Redeploy the Function App and try using the function key and the admin key for the call.

What're the results?

🎓 SOLUTION

Update the authLevel in the function.json (snippet):

{
  "bindings": [
    {
      "authLevel": "Admin",
      "type": "httpTrigger",
      "direction": "in",
      ...
    }
    ...
  ]
}

Redeploy with:

func azure functionapp publish <APP_NAME>

Summary: The function key, doesn't work anymore, whereas the admin key works as expected.

Function-specific keys

So far, we've used a host key or the admin key, where both can access all APIs of our Function App. But, as we've learned above, we can also create keys for specific functions.

Let's create one for our greetings function:

az functionapp function keys set --resource-group rg-functions-demo  --function-name greetings --key-name GreetingsKey --name <APP_NAME>
Sample output

Output (snippet):

{
  ...
  "name": "GreetingsKey",
  "resourceGroup": "rg-functions-demo",
  "type": "Microsoft.Web/sites/functions/keys",
  "value": "<your-new-key>"
}

If we list our keys again, we won't find the key we just created, because it's function-specific.

We need to use the function specific command to list the keys for a function.

az functionapp function keys list --resource-group rg-functions-demo --function-name greetings --name <APP_NAME>

Note: We use az functionapp keys list ... for the Function App, but az functionapp function keys list ... for a specific function. The keys using the first command have the Host scope, the keys using the second command have the Function scope.

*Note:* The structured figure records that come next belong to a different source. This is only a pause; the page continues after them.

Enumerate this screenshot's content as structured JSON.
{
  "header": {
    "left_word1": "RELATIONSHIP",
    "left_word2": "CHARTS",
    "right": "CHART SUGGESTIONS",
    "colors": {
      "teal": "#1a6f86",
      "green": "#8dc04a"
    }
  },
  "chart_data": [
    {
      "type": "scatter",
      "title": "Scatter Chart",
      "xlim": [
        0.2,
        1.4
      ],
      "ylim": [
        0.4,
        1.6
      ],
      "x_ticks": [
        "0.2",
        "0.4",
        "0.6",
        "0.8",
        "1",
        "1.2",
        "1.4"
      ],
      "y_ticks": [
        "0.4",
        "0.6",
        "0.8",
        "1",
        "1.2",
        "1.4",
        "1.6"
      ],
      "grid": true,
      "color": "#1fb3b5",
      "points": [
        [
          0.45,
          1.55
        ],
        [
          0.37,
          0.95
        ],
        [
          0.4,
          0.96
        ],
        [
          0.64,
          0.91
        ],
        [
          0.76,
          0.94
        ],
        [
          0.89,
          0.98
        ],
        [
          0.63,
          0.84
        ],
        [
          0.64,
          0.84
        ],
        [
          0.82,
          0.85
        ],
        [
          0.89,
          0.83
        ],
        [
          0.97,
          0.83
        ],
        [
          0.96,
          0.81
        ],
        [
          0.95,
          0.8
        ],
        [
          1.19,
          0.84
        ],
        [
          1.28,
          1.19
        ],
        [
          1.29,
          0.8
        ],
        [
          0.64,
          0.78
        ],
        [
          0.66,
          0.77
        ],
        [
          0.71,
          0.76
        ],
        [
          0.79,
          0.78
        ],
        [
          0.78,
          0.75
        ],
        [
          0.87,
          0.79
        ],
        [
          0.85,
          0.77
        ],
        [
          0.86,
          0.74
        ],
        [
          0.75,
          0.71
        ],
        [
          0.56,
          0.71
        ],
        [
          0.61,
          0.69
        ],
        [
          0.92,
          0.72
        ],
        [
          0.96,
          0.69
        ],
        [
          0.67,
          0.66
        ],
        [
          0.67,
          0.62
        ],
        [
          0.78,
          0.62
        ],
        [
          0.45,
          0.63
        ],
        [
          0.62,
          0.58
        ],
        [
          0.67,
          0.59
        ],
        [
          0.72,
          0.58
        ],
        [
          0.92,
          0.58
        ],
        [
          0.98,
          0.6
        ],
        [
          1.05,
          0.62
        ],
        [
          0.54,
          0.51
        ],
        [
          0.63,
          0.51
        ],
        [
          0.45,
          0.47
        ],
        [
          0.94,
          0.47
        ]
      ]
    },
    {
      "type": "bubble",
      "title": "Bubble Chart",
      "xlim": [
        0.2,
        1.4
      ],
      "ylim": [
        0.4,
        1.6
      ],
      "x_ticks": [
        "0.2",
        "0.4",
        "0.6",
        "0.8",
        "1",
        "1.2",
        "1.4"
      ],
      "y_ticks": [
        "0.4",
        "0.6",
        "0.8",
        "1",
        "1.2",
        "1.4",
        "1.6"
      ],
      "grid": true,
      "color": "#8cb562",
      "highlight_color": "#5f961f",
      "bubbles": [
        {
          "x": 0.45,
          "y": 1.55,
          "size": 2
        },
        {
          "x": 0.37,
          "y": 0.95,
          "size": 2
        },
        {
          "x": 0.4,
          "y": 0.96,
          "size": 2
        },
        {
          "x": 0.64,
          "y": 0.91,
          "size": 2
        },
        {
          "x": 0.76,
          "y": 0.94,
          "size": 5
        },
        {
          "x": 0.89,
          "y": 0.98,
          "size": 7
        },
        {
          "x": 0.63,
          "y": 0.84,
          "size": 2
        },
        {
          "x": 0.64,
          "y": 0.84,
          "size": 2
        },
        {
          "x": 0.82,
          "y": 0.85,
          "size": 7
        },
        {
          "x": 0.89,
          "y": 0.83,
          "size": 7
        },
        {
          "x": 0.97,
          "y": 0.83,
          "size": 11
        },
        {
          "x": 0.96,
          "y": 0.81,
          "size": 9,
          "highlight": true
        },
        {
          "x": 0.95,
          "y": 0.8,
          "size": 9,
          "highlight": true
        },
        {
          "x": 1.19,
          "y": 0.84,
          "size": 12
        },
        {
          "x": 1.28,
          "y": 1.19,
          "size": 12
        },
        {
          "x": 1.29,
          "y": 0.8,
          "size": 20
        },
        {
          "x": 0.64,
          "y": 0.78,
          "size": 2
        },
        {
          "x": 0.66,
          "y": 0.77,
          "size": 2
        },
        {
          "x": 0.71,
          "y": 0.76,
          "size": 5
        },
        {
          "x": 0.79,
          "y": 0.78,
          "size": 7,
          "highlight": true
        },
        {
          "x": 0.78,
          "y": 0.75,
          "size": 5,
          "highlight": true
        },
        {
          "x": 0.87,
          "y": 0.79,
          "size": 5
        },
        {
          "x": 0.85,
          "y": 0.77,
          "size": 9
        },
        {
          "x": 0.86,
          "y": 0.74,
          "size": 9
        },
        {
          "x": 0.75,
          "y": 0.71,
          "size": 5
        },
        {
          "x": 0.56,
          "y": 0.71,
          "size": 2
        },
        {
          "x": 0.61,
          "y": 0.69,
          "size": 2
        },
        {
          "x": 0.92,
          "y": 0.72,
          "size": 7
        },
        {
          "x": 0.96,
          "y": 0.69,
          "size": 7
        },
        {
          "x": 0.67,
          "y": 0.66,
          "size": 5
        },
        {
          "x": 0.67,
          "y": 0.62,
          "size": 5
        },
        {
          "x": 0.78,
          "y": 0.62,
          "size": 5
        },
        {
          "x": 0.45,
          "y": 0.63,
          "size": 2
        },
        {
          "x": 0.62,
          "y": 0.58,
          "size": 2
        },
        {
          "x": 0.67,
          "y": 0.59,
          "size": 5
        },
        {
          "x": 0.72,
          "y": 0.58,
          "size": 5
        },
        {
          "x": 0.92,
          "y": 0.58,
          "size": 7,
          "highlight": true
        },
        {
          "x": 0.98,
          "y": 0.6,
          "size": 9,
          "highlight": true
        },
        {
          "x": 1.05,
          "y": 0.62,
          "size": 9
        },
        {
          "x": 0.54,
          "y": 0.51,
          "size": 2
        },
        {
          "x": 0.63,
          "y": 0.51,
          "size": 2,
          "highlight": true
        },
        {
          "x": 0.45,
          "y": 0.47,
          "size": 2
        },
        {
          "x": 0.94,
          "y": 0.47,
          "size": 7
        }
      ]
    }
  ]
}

🛠 TASK (optional): Verify the function scope access

This task contains of three easy questions.

  1. Using the function key, we just created, can you access the greetings function with it?
  2. Using the function key, we just created, can you access the settings function with it?
  3. Can you still access the greetings function with the function key if you set its authorization level to admin?
🎓 SOLUTION

Question 1: Calling the greetings function with the key it works as expected and results in a 200 OK. The function should be anonymous right now, so it doesn't care about the key at all.

Question 2: As one would expect it results in 401 Unauthorized. Again nothing unexpected because the key is not valid for the settings function.

Question 3: This results in 401 Unauthorized because a function with authorization level admin can only be called using the master key.